Nooterra is not an agent wrapper. Nooterra is not a prompt layer. Nooterra is not a dashboard over disconnected APIs. Nooterra is a policy-constrained, uncertainty-aware, intervention-driven enterprise control system built on top of a persistent business world model. The system exists to answer six questions better than a human operator:
  1. What is true right now?
  2. What is likely to happen next?
  3. What would happen if we act?
  4. What is allowed?
  5. What should be done now?
  6. When should the system abstain and ask a human?
That means the system must be stronger than typical AI products in six dimensions:
  • memory
  • consistency
  • calibration
  • side-effect reasoning
  • governance
  • replayability

What “Real” Means

The system is only considered real when all of the following are true:
  • It acts from connected system state, not only natural-language setup.
  • It is fail-closed on missing evidence, missing auth, missing provenance, or high uncertainty.
  • It records expected effects before action and compares them to observed effects later.
  • It produces deterministic machine-readable artifacts at every safety-critical step.
  • It supports replay, audit, and incident review without depending on ephemeral process memory.
  • It can be operated by a small but serious team serving design partners and paying customers.
The system is not considered real merely because:
  • an LLM can draft an action
  • a planner can rank tasks
  • a dashboard looks convincing
  • the codebase contains ambitious concepts

Company Standard

The company itself must be built as seriously as the software.
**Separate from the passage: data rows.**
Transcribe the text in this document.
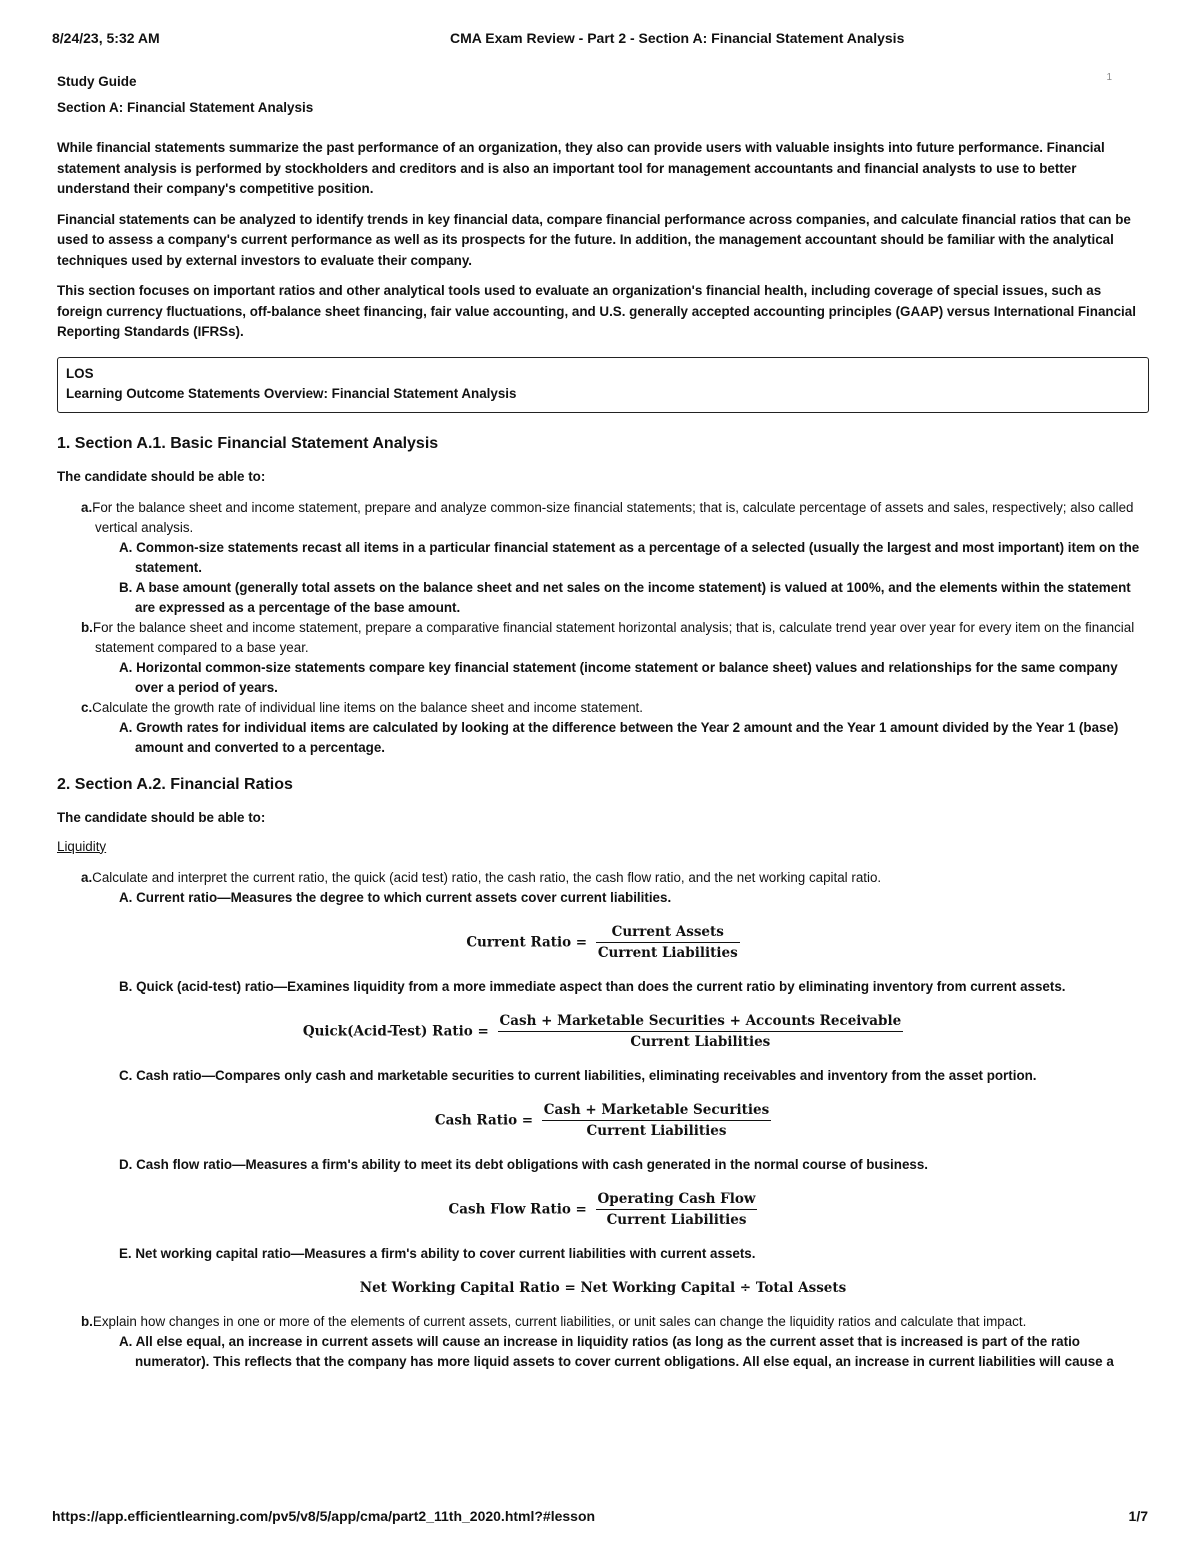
8/24/23, 5:32 AM	CMA Exam Review - Part 2 - Section A: Financial Statement Analysis
1
Study Guide
Section A: Financial Statement Analysis

While financial statements summarize the past performance of an organization, they also can provide users with valuable insights into future performance. Financial statement analysis is performed by stockholders and creditors and is also an important tool for management accountants and financial analysts to use to better understand their company's competitive position.

Financial statements can be analyzed to identify trends in key financial data, compare financial performance across companies, and calculate financial ratios that can be used to assess a company's current performance as well as its prospects for the future. In addition, the management accountant should be familiar with the analytical techniques used by external investors to evaluate their company.

This section focuses on important ratios and other analytical tools used to evaluate an organization's financial health, including coverage of special issues, such as foreign currency fluctuations, off-balance sheet financing, fair value accounting, and U.S. generally accepted accounting principles (GAAP) versus International Financial Reporting Standards (IFRSs).

LOS
Learning Outcome Statements Overview: Financial Statement Analysis
1. Section A.1. Basic Financial Statement Analysis
The candidate should be able to:

a.For the balance sheet and income statement, prepare and analyze common-size financial statements; that is, calculate percentage of assets and sales, respectively; also called vertical analysis.

A. Common-size statements recast all items in a particular financial statement as a percentage of a selected (usually the largest and most important) item on the statement.

B. A base amount (generally total assets on the balance sheet and net sales on the income statement) is valued at 100%, and the elements within the statement are expressed as a percentage of the base amount.

b.For the balance sheet and income statement, prepare a comparative financial statement horizontal analysis; that is, calculate trend year over year for every item on the financial statement compared to a base year.

A. Horizontal common-size statements compare key financial statement (income statement or balance sheet) values and relationships for the same company over a period of years.

c.Calculate the growth rate of individual line items on the balance sheet and income statement.

A. Growth rates for individual items are calculated by looking at the difference between the Year 2 amount and the Year 1 amount divided by the Year 1 (base) amount and converted to a percentage.

2. Section A.2. Financial Ratios
The candidate should be able to:
Liquidity

a.Calculate and interpret the current ratio, the quick (acid test) ratio, the cash ratio, the cash flow ratio, and the net working capital ratio.

A. Current ratio—Measures the degree to which current assets cover current liabilities.

Current Ratio = $\frac{\text{Current Assets}}{\text{Current Liabilities}}$

B. Quick (acid-test) ratio—Examines liquidity from a more immediate aspect than does the current ratio by eliminating inventory from current assets.

Quick(Acid-Test) Ratio = $\frac{\text{Cash + Marketable Securities + Accounts Receivable}}{\text{Current Liabilities}}$

C. Cash ratio—Compares only cash and marketable securities to current liabilities, eliminating receivables and inventory from the asset portion.

Cash Ratio = $\frac{\text{Cash + Marketable Securities}}{\text{Current Liabilities}}$

D. Cash flow ratio—Measures a firm's ability to meet its debt obligations with cash generated in the normal course of business.

Cash Flow Ratio = $\frac{\text{Operating Cash Flow}}{\text{Current Liabilities}}$

E. Net working capital ratio—Measures a firm's ability to cover current liabilities with current assets.

Net Working Capital Ratio = Net Working Capital ÷ Total Assets

b.Explain how changes in one or more of the elements of current assets, current liabilities, or unit sales can change the liquidity ratios and calculate that impact.

A. All else equal, an increase in current assets will cause an increase in liquidity ratios (as long as the current asset that is increased is part of the ratio numerator). This reflects that the company has more liquid assets to cover current obligations. All else equal, an increase in current liabilities will cause a

https://app.efficientlearning.com/pv5/v8/5/app/cma/part2_11th_2020.html?#lesson	1/7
Nooterra needs all of the following to become real:
  • clear initial ICP
  • consistent product positioning
  • design-partner operating motion
  • onboarding discipline
  • billing discipline
  • support workflow
  • security posture
  • observability
  • incident handling
  • product analytics
  • release discipline
  • deployment discipline
  • reproducible environments
  • real documentation
Every engineering milestone must answer:
  • what customer problem is solved
  • what system capability is added
  • what risk is reduced
  • how success is measured

Product Definition

Initial Product

The first real product is: Stripe-first governed AR and finance-ops control The first user flow is:
  1. Connect Stripe
  2. Materialize company state
  3. Review overdue/risky invoices
  4. Launch the AR runtime in shadow mode
  5. Review proposed actions through the action gateway
  6. Observe outcomes and allow autonomy to expand only from evidence

Immediate Buyers

The initial buyer is not “every company.” The initial buyer is:
  • founder-led SMB
  • finance ops lead
  • controller
  • head of revenue operations
  • operator responsible for collections, billing follow-up, disputes, or payment coordination

Initial Promise

The initial promise is: Connect Stripe, understand what is happening in your receivables, and safely govern what happens next.

Non-Goals for the Initial Product

  • no fake Gmail world-model source
  • no multi-domain “AI employee” promise
  • no broad autonomous external sends by default
  • no generic team generator as the main product
  • no pretending simulation is universal before it is domain-specific and measured

Product Principles

1. Simplicity at the surface, sophistication underneath

The user experience must stay simple enough for a non-technical operator. Users should not need to understand:
  • prompt design
  • graph schemas
  • agent routing
  • autonomy math
  • model calibration
Users should experience:
  • connected systems
  • company state
  • what needs attention
  • what Nooterra wants to do
  • why it wants to do it
  • whether it is safe to allow

2. No fake state

If data is not live, the UI must say so. Never fabricate coverage, projections, actions, or health state to make the product feel complete.

3. No autonomy without evidence

No action class may become more autonomous without:
  • persisted execution history
  • persisted grade history
  • persisted incident history
  • persisted uncertainty handling
  • promotion evidence

4. No LLM as source of truth

The LLM can:
  • extract
  • summarize
  • explain
  • draft
  • propose
The LLM cannot be:
  • the canonical memory
  • the policy authority
  • the trust assignment system
  • the source of company state

5. Build from one domain outward

Depth before breadth. The order is:
  • AR collections
  • finance control plane
  • multi-source company state
  • domain packs
  • domain-agnostic enterprise control

Canonical System Model

Nooterra is built from five coupled models:
  1. World Model Persistent observed and estimated company state
  2. Causal Intervention Model What changes if action A is taken instead of action B
  3. Policy Model What is allowed, forbidden, escalated, reversible, or high-risk
  4. Operator Model What the AI runtime is currently competent to do safely
  5. Objective Model What the company is optimizing under constraints
The runtime loop is: Observe -> Model -> Predict -> Simulate -> Plan -> Act -> Evaluate -> Learn

Canonical Engineering Layers

Each layer below is required. Each has explicit standards.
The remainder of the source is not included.